Avant son récent coup d’éclat de Val Gardena, il avait signé ses débuts en Coupe du monde en fin de saison dernière, avec une douzième place au super-G de Kvitfjell, en Norvège. L’équipe A, il l’a intégrée cet été, lors de la préparation de la nouvelle saison.

«Les Feuz, les Küng, je les ai longtemps regardés à la télé et soudain j’étais avec eux. Je n’aurais pas imaginé que ça arrive un jour. Mais j’ai été très bien accepté», glissait-il récemment au Zürcher Oberländer. A

Aujourd’hui, Gilles Roulin veut poursuivre son ascension avec la détermination qui l’anime. «Mon prochain pas, c’est de m’établir dans les 30 meilleurs en descente. Dans la vie, je me fixe toujours de nouveaux objectifs et mes attentes sont très élevées.»


Perfectionniste absolu

Entraîneur de Gilles Roulin en Coupe d’Europe la saison dernière, le Valaisan Bertrand Dubuis a été impressionné par son perfectionnisme. «Chez lui, tout est calculé, jusqu’au moindre détail.»

S’il est souvent très en retrait lors des entraînements de descente, ce n’est pas un hasard. «Gilles se sert des entraînements pour étudier longuement chaque bosse, chaque virage. Il a de telles capacités intellectuelles qu’il peut se servir de ces données en course.»

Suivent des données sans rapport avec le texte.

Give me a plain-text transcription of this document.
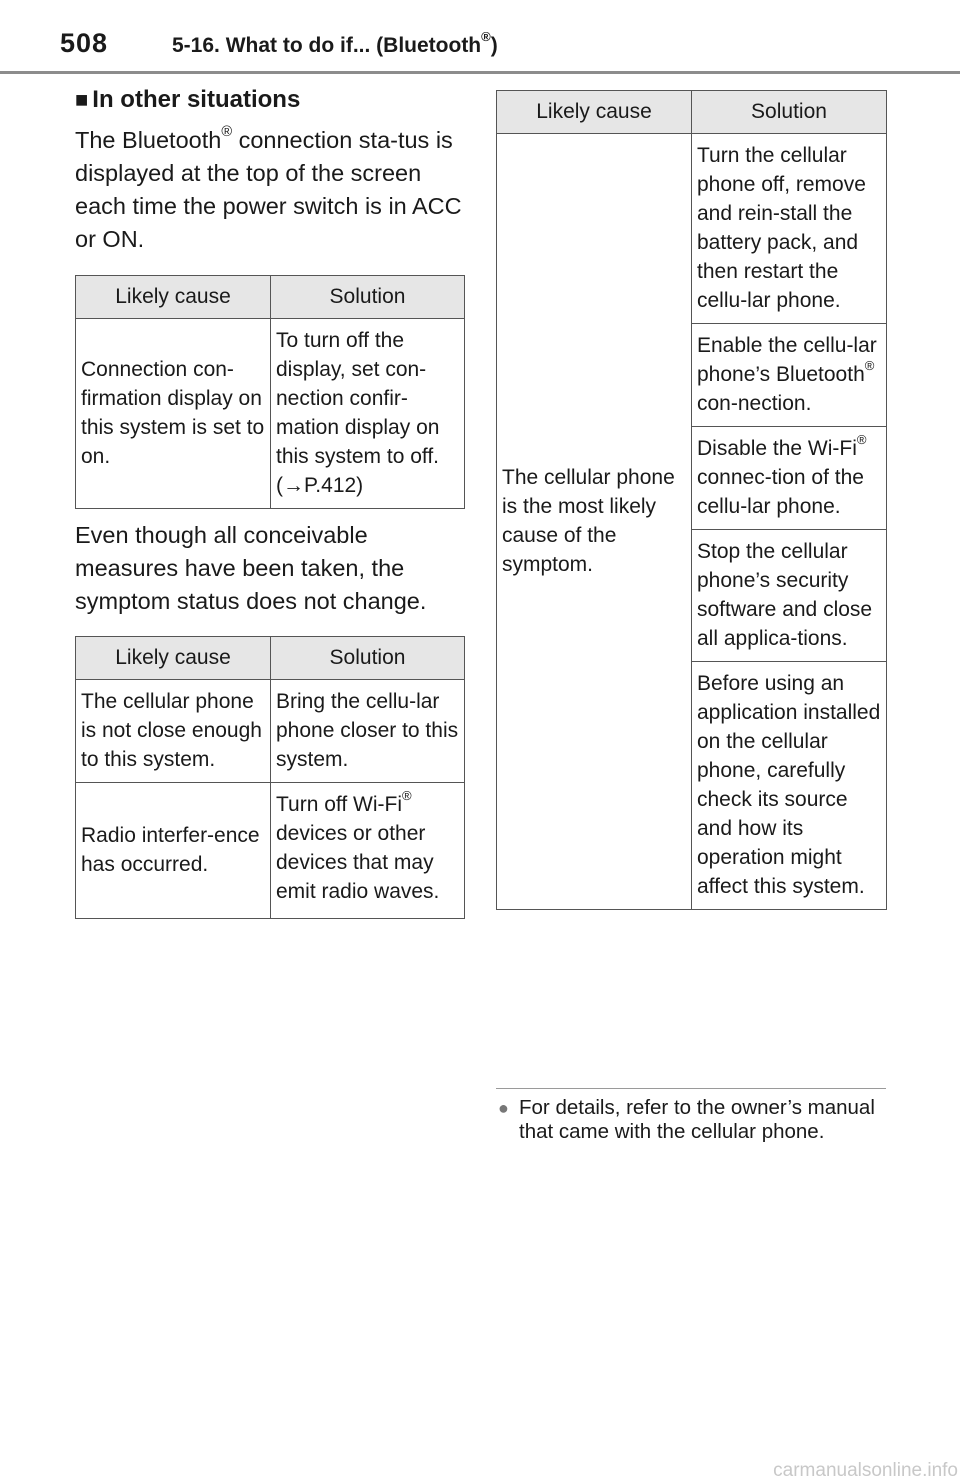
508	5-16. What to do if... (Bluetooth®)
■ In other situations

The Bluetooth® connection sta-tus is displayed at the top of the screen each time the power switch is in ACC or ON.

Likely cause	Solution
Connection con-firmation display on this system is set to on.	To turn off the display, set con-nection confir-mation display on this system to off. (→P.412)

Even though all conceivable measures have been taken, the symptom status does not change.

Likely cause	Solution
The cellular phone is not close enough to this system.	Bring the cellu-lar phone closer to this system.
Radio interfer-ence has occurred.	Turn off Wi-Fi® devices or other devices that may emit radio waves.
Likely cause	Solution
The cellular phone is the most likely cause of the symptom.	Turn the cellular phone off, remove and rein-stall the battery pack, and then restart the cellu-lar phone.
	Enable the cellu-lar phone’s Bluetooth® con-nection.
	Disable the Wi-Fi® connec-tion of the cellu-lar phone.
	Stop the cellular phone’s security software and close all applica-tions.
	Before using an application installed on the cellular phone, carefully check its source and how its operation might affect this system.
● For details, refer to the owner’s manual that came with the cellular phone.
carmanualsonline.info
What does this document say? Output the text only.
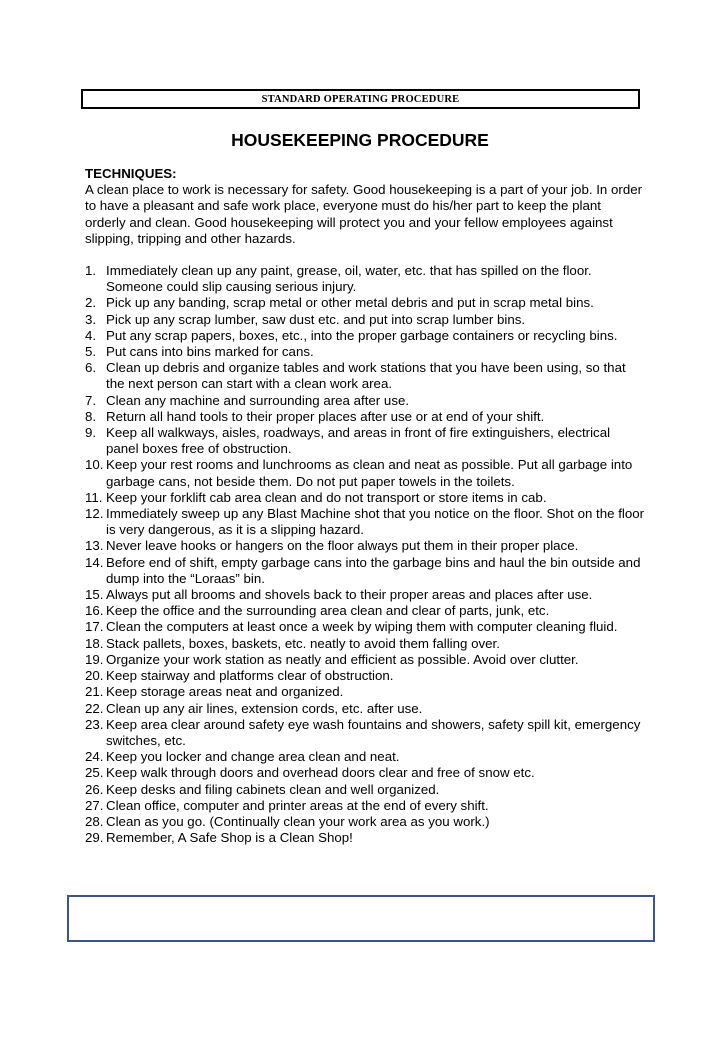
STANDARD OPERATING PROCEDURE
HOUSEKEEPING PROCEDURE
TECHNIQUES:
A clean place to work is necessary for safety. Good housekeeping is a part of your job. In order to have a pleasant and safe work place, everyone must do his/her part to keep the plant orderly and clean. Good housekeeping will protect you and your fellow employees against slipping, tripping and other hazards.
1. Immediately clean up any paint, grease, oil, water, etc. that has spilled on the floor. Someone could slip causing serious injury.
2. Pick up any banding, scrap metal or other metal debris and put in scrap metal bins.
3. Pick up any scrap lumber, saw dust etc. and put into scrap lumber bins.
4. Put any scrap papers, boxes, etc., into the proper garbage containers or recycling bins.
5. Put cans into bins marked for cans.
6. Clean up debris and organize tables and work stations that you have been using, so that the next person can start with a clean work area.
7. Clean any machine and surrounding area after use.
8. Return all hand tools to their proper places after use or at end of your shift.
9. Keep all walkways, aisles, roadways, and areas in front of fire extinguishers, electrical panel boxes free of obstruction.
10. Keep your rest rooms and lunchrooms as clean and neat as possible. Put all garbage into garbage cans, not beside them. Do not put paper towels in the toilets.
11. Keep your forklift cab area clean and do not transport or store items in cab.
12. Immediately sweep up any Blast Machine shot that you notice on the floor. Shot on the floor is very dangerous, as it is a slipping hazard.
13. Never leave hooks or hangers on the floor always put them in their proper place.
14. Before end of shift, empty garbage cans into the garbage bins and haul the bin outside and dump into the “Loraas” bin.
15. Always put all brooms and shovels back to their proper areas and places after use.
16. Keep the office and the surrounding area clean and clear of parts, junk, etc.
17. Clean the computers at least once a week by wiping them with computer cleaning fluid.
18. Stack pallets, boxes, baskets, etc. neatly to avoid them falling over.
19. Organize your work station as neatly and efficient as possible. Avoid over clutter.
20. Keep stairway and platforms clear of obstruction.
21. Keep storage areas neat and organized.
22. Clean up any air lines, extension cords, etc. after use.
23. Keep area clear around safety eye wash fountains and showers, safety spill kit, emergency switches, etc.
24. Keep you locker and change area clean and neat.
25. Keep walk through doors and overhead doors clear and free of snow etc.
26. Keep desks and filing cabinets clean and well organized.
27. Clean office, computer and printer areas at the end of every shift.
28. Clean as you go. (Continually clean your work area as you work.)
29. Remember, A Safe Shop is a Clean Shop!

«La course, c’est autre chose», confirme Gilles Roulin. Et son ex-entraîneur de poursuivre: «Très assidu, il travaille plus que les autres. Parfois, il m’est arrivé de lui dire. «Mais calme-toi, Gilles, récupère!» Il fait aussi très attention à ce qu’il mange.»

Jugeant souvent médiocre la qualité de la viande, Gilles Roulin est devenu végétarien. «Cet été, raconte Dubuis, je suis allé deux fois chez lui pour vérifier sa condition physique. Le programme avait été respecté à la lettre. J’ai connu des coureurs plus talentueux, mais pas d’aussi perfectionnistes.»


Les études même sur le circuit

Soudainement débarqué sous les projecteurs à Val Gardena, Gilles Roulin a décidé, pendant quelque temps, de ne plus accepter de sollicitations pour privilégier ses études: en janvier, en plus des courses, il devra passer deux examens de droit. Il en est à son sixième semestre. Il est l’un des seuls skieurs de ce niveau à poursuivre parallèlement des études universitaires. Ce qui l’oblige à gérer son temps de manière optimale.

Sur le circuit, il profite de chaque moment de libre pour bûcher: après le repas de midi quand les autres font la sieste, en fin d’après-midi après les entraînements.

«Généralement, à 21 h, il part au lit et éteint tout. Son programme est planifié à la minute», relève Bertrand Dubuis. Même parvenu au top aujourd’hui, Gilles Roulin exclut de mettre ses études entre parenthèses.

«Je considère comme un privilège de pouvoir mener de front ces deux activités. En ski, tout peut s’arrêter du jour au lendemain à cause d’une blessure. Mes études m’apportent de la sécurité et de l’équilibre.»